Re: [PATCH V2 3/3] mm: Enable Buddy allocation isolation for CDM nodes

From: Anshuman Khandual
Date: Tue Feb 14 2017 - 23:29:15 EST


On 02/14/2017 03:44 PM, Anshuman Khandual wrote:
> On 02/14/2017 01:58 PM, Vlastimil Babka wrote:
>> On 02/10/2017 11:06 AM, Anshuman Khandual wrote:
>>> This implements allocation isolation for CDM nodes in buddy allocator by
>>> discarding CDM memory zones all the time except in the cases where the gfp
>>> flag has got __GFP_THISNODE or the nodemask contains CDM nodes in cases
>>> where it is non NULL (explicit allocation request in the kernel or user
>>> process MPOL_BIND policy based requests).
>>>
>>> Signed-off-by: Anshuman Khandual <khandual@xxxxxxxxxxxxxxxxxx>
>>> ---
>>> mm/page_alloc.c | 16 ++++++++++++++++
>>> 1 file changed, 16 insertions(+)
>>>
>>> diff --git a/mm/page_alloc.c b/mm/page_alloc.c
>>> index 84d61bb..392c24a 100644
>>> --- a/mm/page_alloc.c
>>> +++ b/mm/page_alloc.c
>>> @@ -64,6 +64,7 @@
>>> #include <linux/page_owner.h>
>>> #include <linux/kthread.h>
>>> #include <linux/memcontrol.h>
>>> +#include <linux/node.h>
>>>
>>> #include <asm/sections.h>
>>> #include <asm/tlbflush.h>
>>> @@ -2908,6 +2909,21 @@ get_page_from_freelist(gfp_t gfp_mask, unsigned int order, int alloc_flags,
>>> struct page *page;
>>> unsigned long mark;
>>>
>>> + /*
>>> + * CDM nodes get skipped if the requested gfp flag
>>> + * does not have __GFP_THISNODE set or the nodemask
>>> + * does not have any CDM nodes in case the nodemask
>>> + * is non NULL (explicit allocation requests from
>>> + * kernel or user process MPOL_BIND policy which has
>>> + * CDM nodes).
>>> + */
>>> + if (is_cdm_node(zone->zone_pgdat->node_id)) {
>>> + if (!(gfp_mask & __GFP_THISNODE)) {
>>> + if (!ac->nodemask)
>>> + continue;
>>> + }
>>> + }
>>
>> With the current cpuset implementation, this will have a subtle corner
>> case when allocating from a cpuset that allows the cdm node, and there
>> is no (task or vma) mempolicy applied for the allocation.

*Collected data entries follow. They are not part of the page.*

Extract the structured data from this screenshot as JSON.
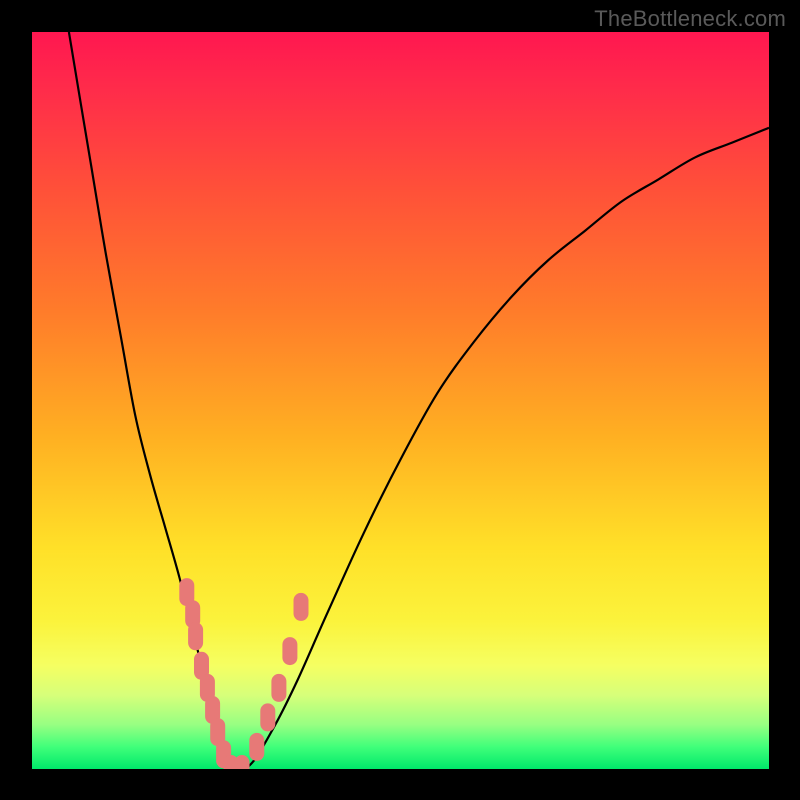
{
  "watermark": "TheBottleneck.com",
  "colors": {
    "frame": "#000000",
    "gradient_top": "#ff1750",
    "gradient_bottom": "#00e86a",
    "curve_stroke": "#000000",
    "marker_fill": "#e77977",
    "watermark_text": "#5a5a5a"
  },
  "chart_data": {
    "type": "line",
    "title": "",
    "xlabel": "",
    "ylabel": "",
    "xlim": [
      0,
      100
    ],
    "ylim": [
      0,
      100
    ],
    "grid": false,
    "series": [
      {
        "name": "bottleneck-curve",
        "x": [
          5,
          8,
          10,
          12,
          14,
          16,
          18,
          20,
          22,
          24,
          25,
          26,
          28,
          30,
          33,
          36,
          40,
          45,
          50,
          55,
          60,
          65,
          70,
          75,
          80,
          85,
          90,
          95,
          100
        ],
        "y": [
          100,
          82,
          70,
          59,
          48,
          40,
          33,
          26,
          18,
          10,
          5,
          2,
          0,
          1,
          6,
          12,
          21,
          32,
          42,
          51,
          58,
          64,
          69,
          73,
          77,
          80,
          83,
          85,
          87
        ]
      }
    ],
    "markers": [
      {
        "name": "left-cluster",
        "x": [
          21.0,
          21.8,
          22.2,
          23.0,
          23.8,
          24.5,
          25.2,
          26.0
        ],
        "y": [
          24,
          21,
          18,
          14,
          11,
          8,
          5,
          2
        ]
      },
      {
        "name": "bottom",
        "x": [
          27.0,
          28.5
        ],
        "y": [
          0,
          0
        ]
      },
      {
        "name": "right-cluster",
        "x": [
          30.5,
          32.0,
          33.5,
          35.0,
          36.5
        ],
        "y": [
          3,
          7,
          11,
          16,
          22
        ]
      }
    ]
  }
}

In the fast
>> path (__alloc_pages_nodemask()) we'll set ac->nodemask to
>> current->mems_allowed, so your code will wrongly assume that this
>> ac->nodemask is a policy that allows the CDM node. Probably not what you
>> want?
>
> You are right, its a problem and not what we want. We can make the
> function get_page_from_freelist() take another parameter "orig_nodemask"
> which gets passed into __alloc_pages_nodemask() in the first place. So
> inside zonelist iterator we can compare orig_nodemask with current
> ac.nodemask to figure out if cpuset swapping of nodemask happened and
> skip CDM node if necessary. Thats a viable solution IMHO.

Hello Vlastimil,

As I mentioned before yesterday this solution works and tested to verify that
there is no allocation leak happening to CDM even after cpuset_enabled() is
turned ON after changing /sys/fs/cgroup/cpuset/ setup. Major part of the change
is just to add an additional parameter into the function get_page_from_freelist
and changing all it's call sites.

- Anshuman

diff --git a/mm/page_alloc.c b/mm/page_alloc.c
index 392c24a..9f41e0f 100644
--- a/mm/page_alloc.c
+++ b/mm/page_alloc.c
@@ -2894,11 +2894,15 @@ static bool zone_allows_reclaim(struct zone *local_zone, struct zone *zone)
*/
static struct page *
get_page_from_freelist(gfp_t gfp_mask, unsigned int order, int alloc_flags,
- const struct alloc_context *ac)
+ const struct alloc_context *ac, nodemask_t *orig_mask)
{
struct zoneref *z = ac->preferred_zoneref;
struct zone *zone;
struct pglist_data *last_pgdat_dirty_limit = NULL;
+ bool cpuset_fallback;
+
+ if (ac->nodemask != orig_mask)
+ cpuset_fallback = true;

/*
* Scan zonelist, looking for a zone with enough free.
@@ -2919,6 +2923,9 @@ static bool zone_allows_reclaim(struct zone *local_zone, struct zone *zone)
*/
if (is_cdm_node(zone->zone_pgdat->node_id)) {
if (!(gfp_mask & __GFP_THISNODE)) {
+ if (cpuset_fallback)
+ continue;
+
if (!ac->nodemask)
continue;
}
@@ -3066,7 +3073,7 @@ void warn_alloc(gfp_t gfp_mask, const char *fmt, ...)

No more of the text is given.